Richmond’s turn as the capital of the Commonwealth of Virginia came to an end with a whimper, not a roar. Richmond had enforced ruinous taxes on their business sector and plundered the public treasuries to fund pet political projects for decades. Federal bailouts funded by more prosperous States kept them afloat, but the Second Great Depression cut that funding source off at the knees. The last vestiges of their public law enforcement agencies finally collapsed, leaving the city in the hands of private security forces, gangs, and drug cartels. Though it was often difficult to differentiate them from each other. Violence spiked throughout Richmond and the surrounding metro areas, and many people began leaving for safer areas. Those who could not leave watched the cities fall into another cycle of shootings, lootings, and burnings.
Richmond was the center of power in the Commonwealth of Virginia before the Second Great Depression. Before the politicians of the day took the final steps that herald the ends of empires. They thought their word was law, and they thought they could win if they silenced their opposition once and for all. They thought they could arrest or kill enough of the peons to quell the others. As is often the case with those like them, they did not see the end before it came. It was no grand Hollywood movie about resistance overthrowing the oppressors. It was far more mundane an end. The politicians of Richmond ran out of money, and when they could no longer buy loyalty, those they had bought went elsewhere in search of a paycheck. Richmond survived the chaos that followed, but its influence in the affairs of Virginia did not.
The Second Great Depression saw the Commonwealth of Virginia in desperate times. Richmond had long since been taken over by those far more loyal to Washington D.C. than to Virginia, and they did not take well to any who refused to bend the knee to the Federal government. That is why modern Virginians call it the Second Civil War. But it takes a great deal of money to keep a restive population under control, and the Feds ran out. They could print as much as they wanted to, but the almighty dollar’s buying power decreased to the level of a Third World Banana Republic. Which America had been performing an excellent imitation of in previous years. When the dollar crashed, the economy collapsed, and Richmond lost the ability to enforce Federal will on the many counties far from the capital. It was the beginning of the end for Richmond.

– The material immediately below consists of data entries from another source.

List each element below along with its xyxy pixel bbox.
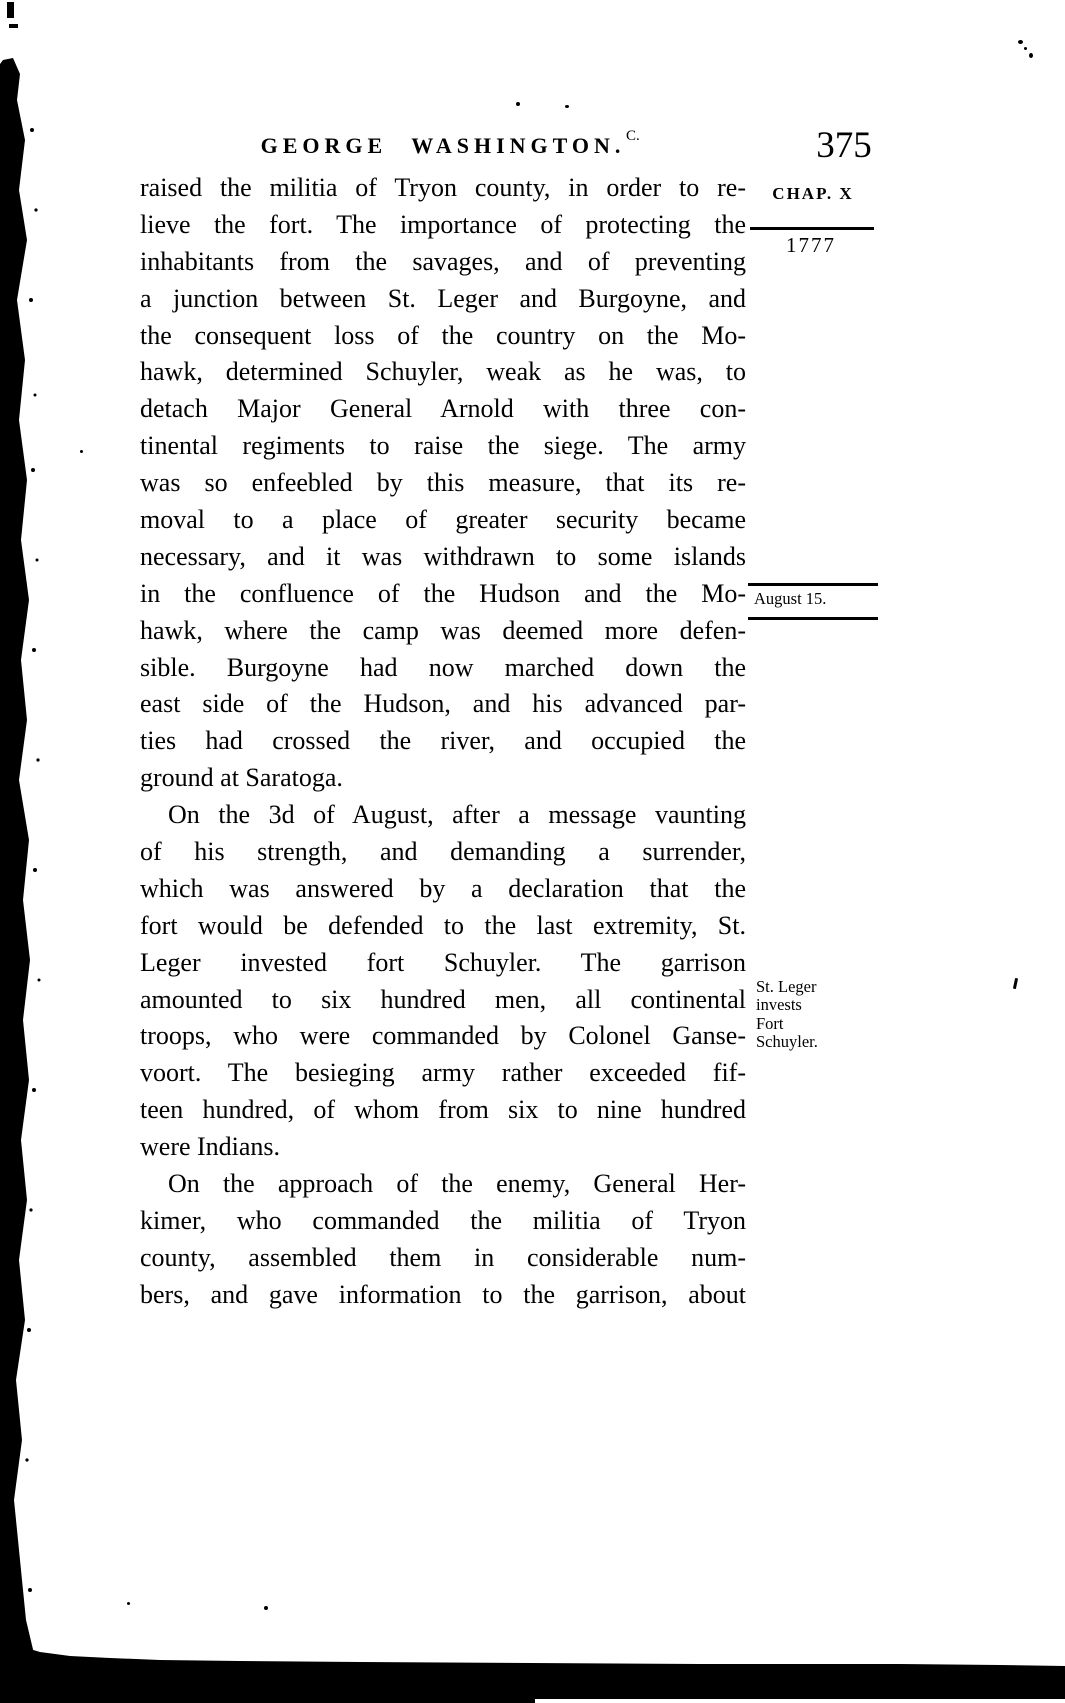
body-line: inhabitants from the savages, and of preventing <box>140 246 746 276</box>
body-line: of his strength, and demanding a surrender, <box>140 837 746 867</box>
margin-note-date: August 15. <box>754 589 827 608</box>
body-line: ties had crossed the river, and occupied the <box>140 726 746 756</box>
scan-speckle <box>1018 40 1023 44</box>
body-line: county, assembled them in considerable num- <box>140 1242 746 1272</box>
binding-edge-artifact <box>0 0 46 1703</box>
scan-speckle <box>127 1602 130 1605</box>
body-line: bers, and gave information to the garrison, about <box>140 1279 746 1309</box>
body-line-paragraph-end: were Indians. <box>140 1132 281 1162</box>
body-line: was so enfeebled by this measure, that its re- <box>140 468 746 498</box>
body-line: tinental regiments to raise the siege. The army <box>140 431 746 461</box>
body-line: fort would be defended to the last extremity, St. <box>140 910 746 940</box>
scan-speckle <box>516 102 520 106</box>
margin-note-side-line: Schuyler. <box>756 1032 818 1052</box>
body-line: necessary, and it was withdrawn to some islands <box>140 541 746 571</box>
running-head-title: GEORGE WASHINGTON. <box>260 133 626 158</box>
scan-speckle <box>1029 53 1033 58</box>
margin-note-side-line: invests <box>756 995 802 1015</box>
bottom-scan-band <box>0 1600 1065 1703</box>
body-line: east side of the Hudson, and his advanced par- <box>140 689 746 719</box>
body-line-paragraph-end: ground at Saratoga. <box>140 763 343 793</box>
scan-speckle <box>80 450 83 453</box>
margin-note-side <box>756 978 868 1052</box>
body-line-paragraph-start: On the approach of the enemy, General Her- <box>168 1169 746 1199</box>
body-line: lieve the fort. The importance of protecting the <box>140 209 746 239</box>
body-line: sible. Burgoyne had now marched down the <box>140 652 746 682</box>
margin-note-chapter: CHAP. X <box>772 184 854 203</box>
scan-speckle <box>565 105 569 108</box>
body-line: kimer, who commanded the militia of Tryon <box>140 1205 746 1235</box>
scan-speckle <box>1013 978 1018 989</box>
scan-speckle <box>264 1606 268 1610</box>
body-text-column <box>140 170 746 1314</box>
body-line: the consequent loss of the country on the Mo- <box>140 320 746 350</box>
body-line: hawk, determined Schuyler, weak as he was, to <box>140 357 746 387</box>
body-line: troops, who were commanded by Colonel Ganse- <box>140 1021 746 1051</box>
body-line: amounted to six hundred men, all continental <box>140 984 746 1014</box>
body-line: detach Major General Arnold with three con- <box>140 394 746 424</box>
body-line: Leger invested fort Schuyler. The garrison <box>140 947 746 977</box>
body-line: a junction between St. Leger and Burgoyne, and <box>140 283 746 313</box>
margin-rule <box>750 227 874 230</box>
scan-stray-mark: C. <box>626 128 640 144</box>
page-number: 375 <box>816 125 872 166</box>
margin-note-side-line: Fort <box>756 1013 784 1033</box>
scan-speckle <box>1024 47 1027 50</box>
margin-note-side-line: St. Leger <box>756 977 817 996</box>
body-line-paragraph-start: On the 3d of August, after a message vaunting <box>168 800 746 830</box>
body-line: teen hundred, of whom from six to nine hundred <box>140 1095 746 1125</box>
body-line: voort. The besieging army rather exceeded fif- <box>140 1058 746 1088</box>
margin-rule <box>748 617 878 620</box>
body-line: raised the militia of Tryon county, in order to re- <box>140 173 746 202</box>
body-line: moval to a place of greater security became <box>140 505 746 535</box>
body-line: in the confluence of the Hudson and the Mo- <box>140 578 746 608</box>
body-line: hawk, where the camp was deemed more defen- <box>140 615 746 645</box>
margin-rule <box>748 583 878 586</box>
margin-note-year: 1777 <box>786 233 836 257</box>
body-line: which was answered by a declaration that the <box>140 873 746 903</box>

One year ago, the lockdowns began. Months later, the BLM and antifa protests began to fill the streets with their protests against the police and the government in general. We watched government buildings attacked on a nightly basis for months. We watched some of them burn, while barricades surrounded others as explosions lit the street and sky. We watched businesses looted and people shot dead on a nightly basis. We watched entire neighborhoods burned down until many of our cities looked like Third World Countries in the midst of civil wars. Things quieted down when the media declared Biden the winner of the Presidential election. But now they are back at it again, attacking the Federal courthouse in Portland. The more things change, the more they stay the same. One year later, the barricades are back up again.